Order, Supreme Court, New York County (Alice Schlesinger, J.), entered February 13, 2013, which denied defendants’ motion for summary judgment, unanimously modified, on the law, to grant the motion to the extent of dismissing the third cause of action for lack of informed consent, dismissing the amended complaint as against Sarah Lazarus, P.A., and precluding plaintiffs from presenting a theory of liability arising from the performance of the surgical procedures at issue in a surgi-suite, and otherwise affirmed, without costs.
This medical malpractice action seeks recovery for the alleged negligent treatment, wrongful death, and lack of informed consent of Adriana Porras in connection with an abdominoplasty and liposuction of the thighs and knees performed by Dr. Sharon Giese, a plastic surgeon, on June 25, 2009 and assisted by Sara Lazarus, a physician’s assistant employed by Dr. Giese. Plaintiffs maintain that, during the next two days, decedent developed various symptoms and that their calls to the emergency number provided by defendants went unanswered. Ms. Porras died on June 27, 2009 and the autopsy report identified the cause of death as “acute pulmonary failure due to bilateral obstructive pulmonary thromboemboli originating from thrombosed right popliteal vein.”
*588Defendants’ submissions of deposition transcripts, medical records, and expert affirmations based on the same, established a prima facie defense entitling them to summary judgment, if not rebutted (see Alvarez v Prospect Hosp., 68 NY2d 320, 324 [1986]). The foregoing submissions established, inter alia, that defendants’ treatment of decedent did not depart from accepted medical practices or proximately cause decedent’s injuries or death.
The court properly considered the affirmation of plaintiffs’ expert, Dr. Taff, the Rockland County Medical Examiner, who based his opinion, in part, on his personal observation of multiple emboli in both of decedent’s lungs during the autopsy performed on her. Dr. Taffis opinion was properly based upon facts known to him based upon personal observation, which observation was not recorded in the autopsy report prepared by another doctor. Whether or not he was being truthful goes to the weight, rather than the admissibility, of the evidence and is for the trier of fact to determine (see Ferrante v American Lung Assn., 90 NY2d 623, 631 [1997]). Dr. Taffis reliance on hearsay statements made by decedent to her husband Pablo Balzola concerning her postoperative complaints was also proper. These statements fall within the “present sense impression” exception to the hearsay rule as they spontaneously and contemporaneously described decedent’s physical complaints and were sufficiently corroborated with other evidence in the record (see People v Brown, 80 NY2d 729, 732 [1993]). Mr. Balzola’s testimony of his wife’s postoperative complaints was supplemented by his own personal observations of her medical condition and the ambulance report which reflect that decedent stated that she could not breathe and that Mr. Balzola reported that decedent’s complaints also included increased perspiration.

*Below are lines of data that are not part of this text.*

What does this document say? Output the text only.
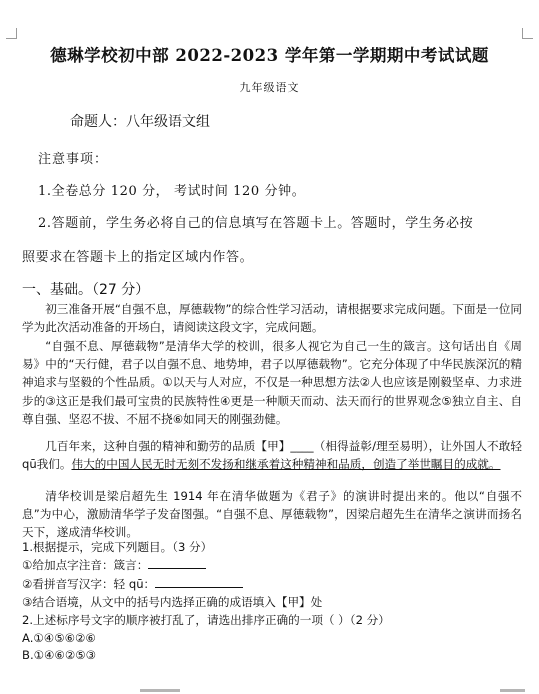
德琳学校初中部 2022-2023 学年第一学期期中考试试题
九年级语文
命题人：八年级语文组
注意事项：
1.全卷总分 120 分， 考试时间 120 分钟。
2.答题前，学生务必将自己的信息填写在答题卡上。答题时，学生务必按
照要求在答题卡上的指定区域内作答。
一、基础。（27 分）
初三准备开展“自强不息，厚德载物”的综合性学习活动，请根据要求完成问题。下面是一位同学为此次活动准备的开场白，请阅读这段文字，完成问题。
“自强不息、厚德载物”是清华大学的校训，很多人视它为自己一生的箴言。这句话出自《周易》中的“天行健，君子以自强不息、地势坤，君子以厚德载物”。它充分体现了中华民族深沉的精神追求与坚毅的个性品质。①以天与人对应，不仅是一种思想方法②人也应该是刚毅坚卓、力求进步的③这正是我们最可宝贵的民族特性④更是一种顺天而动、法天而行的世界观念⑤独立自主、自尊自强、坚忍不拔、不屈不挠⑥如同天的刚强劲健。
几百年来，这种自强的精神和勤劳的品质【甲】____（相得益彰/理至易明），让外国人不敢轻 qū我们。伟大的中国人民无时无刻不发扬和继承着这种精神和品质，创造了举世瞩目的成就。
清华校训是梁启超先生 1914 年在清华做题为《君子》的演讲时提出来的。他以“自强不息”为中心，激励清华学子发奋图强。“自强不息、厚德载物”，因梁启超先生在清华之演讲而扬名天下，遂成清华校训。
1.根据提示，完成下列题目。（3 分）
①给加点字注音：箴言：
②看拼音写汉字：轻 qū：
③结合语境，从文中的括号内选择正确的成语填入【甲】处
2.上述标序号文字的顺序被打乱了，请选出排序正确的一项（ ）（2 分）
A.①④⑤⑥②⑥
B.①④⑥②⑤③
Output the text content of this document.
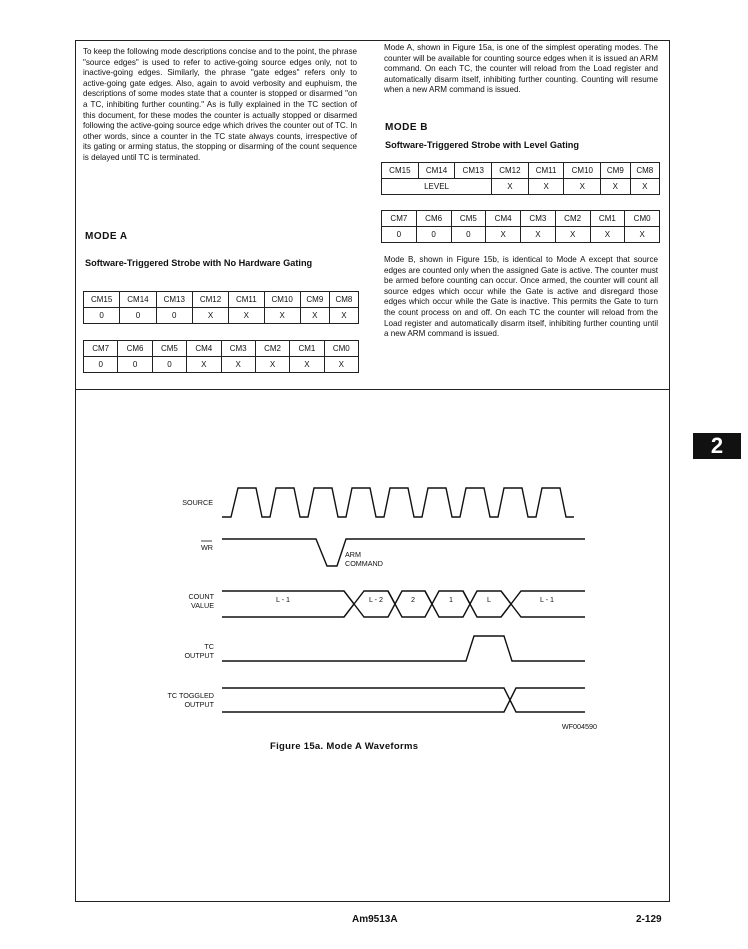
To keep the following mode descriptions concise and to the point, the phrase "source edges" is used to refer to active-going source edges only, not to inactive-going edges. Similarly, the phrase "gate edges" refers only to active-going gate edges. Also, again to avoid verbosity and euphuism, the descriptions of some modes state that a counter is stopped or disarmed "on a TC, inhibiting further counting." As is fully explained in the TC section of this document, for these modes the counter is actually stopped or disarmed following the active-going source edge which drives the counter out of TC. In other words, since a counter in the TC state always counts, irrespective of its gating or arming status, the stopping or disarming of the count sequence is delayed until TC is terminated.

MODE A
Software-Triggered Strobe with No Hardware Gating
CM15	CM14	CM13	CM12	CM11	CM10	CM9	CM8
0	0	0	X	X	X	X	X
CM7	CM6	CM5	CM4	CM3	CM2	CM1	CM0
0	0	0	X	X	X	X	X

Mode A, shown in Figure 15a, is one of the simplest operating modes. The counter will be available for counting source edges when it is issued an ARM command. On each TC, the counter will reload from the Load register and automatically disarm itself, inhibiting further counting. Counting will resume when a new ARM command is issued.

MODE B
Software-Triggered Strobe with Level Gating
CM15	CM14	CM13	CM12	CM11	CM10	CM9	CM8
LEVEL			X	X	X	X	X
CM7	CM6	CM5	CM4	CM3	CM2	CM1	CM0
0	0	0	X	X	X	X	X

Mode B, shown in Figure 15b, is identical to Mode A except that source edges are counted only when the assigned Gate is active. The counter must be armed before counting can occur. Once armed, the counter will count all source edges which occur while the Gate is active and disregard those edges which occur while the Gate is inactive. This permits the Gate to turn the count process on and off. On each TC the counter will reload from the Load register and automatically disarm itself, inhibiting further counting until a new ARM command is issued.

2
SOURCE
WR
ARM
COMMAND
COUNT
VALUE
TC
OUTPUT
TC TOGGLED
OUTPUT
L - 1	L - 2	2	1	L	L - 1
WF004590
Figure 15a. Mode A Waveforms
Am9513A	2-129
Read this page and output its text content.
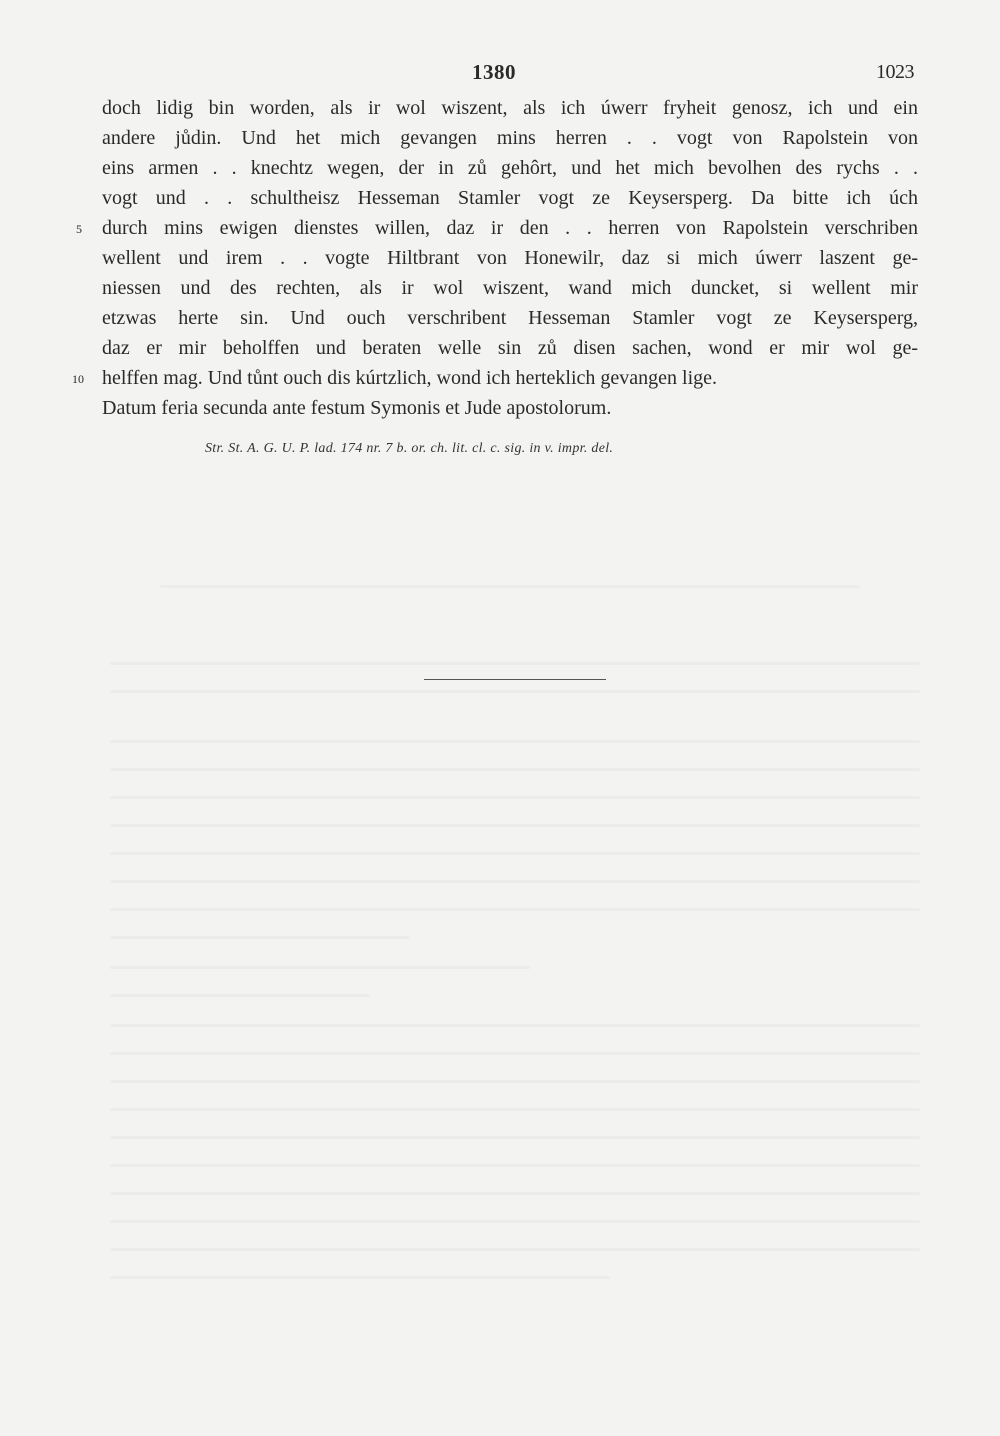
1380	1023
doch lidig bin worden, als ir wol wiszent, als ich úwerr fryheit genosz, ich und ein
andere jůdin. Und het mich gevangen mins herren . . vogt von Rapolstein von
eins armen . . knechtz wegen, der in zů gehôrt, und het mich bevolhen des rychs . .
vogt und . . schultheisz Hesseman Stamler vogt ze Keysersperg. Da bitte ich úch
durch mins ewigen dienstes willen, daz ir den . . herren von Rapolstein verschriben
wellent und irem . . vogte Hiltbrant von Honewilr, daz si mich úwerr laszent ge-
niessen und des rechten, als ir wol wiszent, wand mich duncket, si wellent mir
etzwas herte sin. Und ouch verschribent Hesseman Stamler vogt ze Keysersperg,
daz er mir beholffen und beraten welle sin zů disen sachen, wond er mir wol ge-
helffen mag. Und tůnt ouch dis kúrtzlich, wond ich herteklich gevangen lige.
Datum feria secunda ante festum Symonis et Jude apostolorum.
5
10
Str. St. A. G. U. P. lad. 174 nr. 7 b. or. ch. lit. cl. c. sig. in v. impr. del.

We dismiss plaintiffs’ failure to procure informed consent claim. To prevail on such claim, a plaintiff must establish, via expert medical evidence, that defendant failed to disclose material risks, benefits and alternatives to the medical procedure, that a reasonably prudent person in plaintiff’s circumstances, having been so informed, would not have undergone such procedure, and that lack of informed consent was the proximate cause of her injuries (see CPLR 4401-a; Shkolnik v Hospital for Joint Diseases Orthopaedic Inst., 211 AD2d 347, 350 [1st Dept 1995], lv dismissed in part, denied in part 87 NY2d 895 [1995]). In response to defendants’ prima facie showing that consent was properly obtained, plaintiffs failed to raise a triable issue of fact by offering expert medical evidence establishing the alleged increased risk to decedent was material and that lack of *589informed consent proximately caused the injury (see Public Health Law § 2805-d).
Ms. Lazarus, the physician’s assistant, is entitled to dismissal of the claims asserted against her. The negligence claim against Lazarus arises, for the most part, out of her failure to communicate with decedent on the day after her surgery. While plaintiffs’ expert plastic surgeon opined that this failure constituted a deviation from the standard of care, the expert did not opine this alleged failure was a proximate cause of decedent’s injuries. Additionally, there is no evidence that Ms. Lazarus is responsible for or may be held accountable for plaintiffs’ inability to communicate with Dr. Giese or was even aware of their attempts to do so.
Plaintiffs’ expert’s opinion that the performance of the surgical procedures in Dr. Giese’s surgi-suite was contrary to Dr. Giese’s own protocol, without reference to the accepted standard of care, and speculation that performing the procedures in a hospital “might” have resulted in decedent being better monitored, allowing her to be diagnosed and treated, and affording her a chance of a cure, failed to raise a triable issue of fact on this theory of liability (see Alvarez v Prospect Hosp. at 324). We have considered appellants’ remaining arguments and find them unavailing. Concur — Andrias, J.P, Friedman, Sweeny, Saxe and Richter, JJ.